Multimedia materials;
Exam: Compulsory oral exam; Individual graphic design project; Group graphic design project; Individual essay;
Students will be evaluated on the bases of a collective work combining graphic and written elements to be submitted at the end of the seminar. More precisely, students will be asked to investigate and present through diagrams, drawings, graphic materials and a text a figure of architecture and space, defined through the theoretical notion of refuge. The exercise aims to delineate in a way the field of tensions that traverses the adopted figure of refuge across different soils (terrains, conditions, natures), relations (with bodies, cultures, ontologies) and extensions (across temporalities, practices, geographies). The goal of the final work is to problematize a specific figure of architecture and reframe it adopting a definition (the refuge) provided by an architectural theory.

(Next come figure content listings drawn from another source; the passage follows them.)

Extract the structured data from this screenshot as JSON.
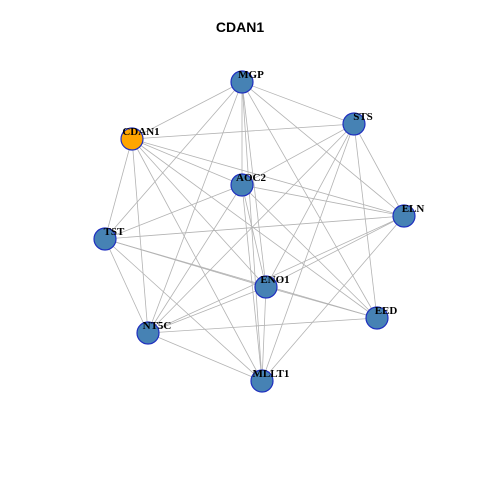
{
  "title": "CDAN1",
  "colors": {
    "focus": "#FFA500",
    "node": "#4682B4",
    "edge": "#B3B3B3"
  },
  "nodes": [
    {
      "id": "MGP",
      "label": "MGP",
      "focus": false
    },
    {
      "id": "STS",
      "label": "STS",
      "focus": false
    },
    {
      "id": "CDAN1",
      "label": "CDAN1",
      "focus": true
    },
    {
      "id": "AOC2",
      "label": "AOC2",
      "focus": false
    },
    {
      "id": "ELN",
      "label": "ELN",
      "focus": false
    },
    {
      "id": "TST",
      "label": "TST",
      "focus": false
    },
    {
      "id": "ENO1",
      "label": "ENO1",
      "focus": false
    },
    {
      "id": "EED",
      "label": "EED",
      "focus": false
    },
    {
      "id": "NT5C",
      "label": "NT5C",
      "focus": false
    },
    {
      "id": "MLLT1",
      "label": "MLLT1",
      "focus": false
    }
  ],
  "edges": [
    [
      "MGP",
      "STS"
    ],
    [
      "MGP",
      "CDAN1"
    ],
    [
      "MGP",
      "AOC2"
    ],
    [
      "MGP",
      "ELN"
    ],
    [
      "MGP",
      "TST"
    ],
    [
      "MGP",
      "ENO1"
    ],
    [
      "MGP",
      "EED"
    ],
    [
      "MGP",
      "NT5C"
    ],
    [
      "MGP",
      "MLLT1"
    ],
    [
      "STS",
      "CDAN1"
    ],
    [
      "STS",
      "AOC2"
    ],
    [
      "STS",
      "ELN"
    ],
    [
      "STS",
      "ENO1"
    ],
    [
      "STS",
      "EED"
    ],
    [
      "STS",
      "NT5C"
    ],
    [
      "STS",
      "MLLT1"
    ],
    [
      "CDAN1",
      "AOC2"
    ],
    [
      "CDAN1",
      "ELN"
    ],
    [
      "CDAN1",
      "TST"
    ],
    [
      "CDAN1",
      "ENO1"
    ],
    [
      "CDAN1",
      "EED"
    ],
    [
      "CDAN1",
      "NT5C"
    ],
    [
      "CDAN1",
      "MLLT1"
    ],
    [
      "AOC2",
      "ELN"
    ],
    [
      "AOC2",
      "TST"
    ],
    [
      "AOC2",
      "ENO1"
    ],
    [
      "AOC2",
      "EED"
    ],
    [
      "AOC2",
      "NT5C"
    ],
    [
      "AOC2",
      "MLLT1"
    ],
    [
      "ELN",
      "TST"
    ],
    [
      "ELN",
      "ENO1"
    ],
    [
      "ELN",
      "NT5C"
    ],
    [
      "ELN",
      "MLLT1"
    ],
    [
      "TST",
      "ENO1"
    ],
    [
      "TST",
      "EED"
    ],
    [
      "TST",
      "NT5C"
    ],
    [
      "TST",
      "MLLT1"
    ],
    [
      "ENO1",
      "EED"
    ],
    [
      "ENO1",
      "NT5C"
    ],
    [
      "ENO1",
      "MLLT1"
    ],
    [
      "EED",
      "NT5C"
    ],
    [
      "NT5C",
      "MLLT1"
    ]
  ]
}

Evaluation will take into consideration the active participation to debates and lectures proposed in the class and will be based on the following aspects: capacity to understand and summarize complex theoretical and historical insights; capacity to draw links between architectural theory, history and practice; capacity to interpret visually and spatially theoretical and historical notions.
In addition to the message sent by the online system, students with disabilities or Specific Learning Disorders (SLD) are invited to directly inform the professor in charge of the course about the special arrangements for the exam that have been agreed with the Special Needs Unit. The professor has to be informed at least one week before the beginning of the examination session in order to provide students with the most suitable arrangements for each specific type of exam.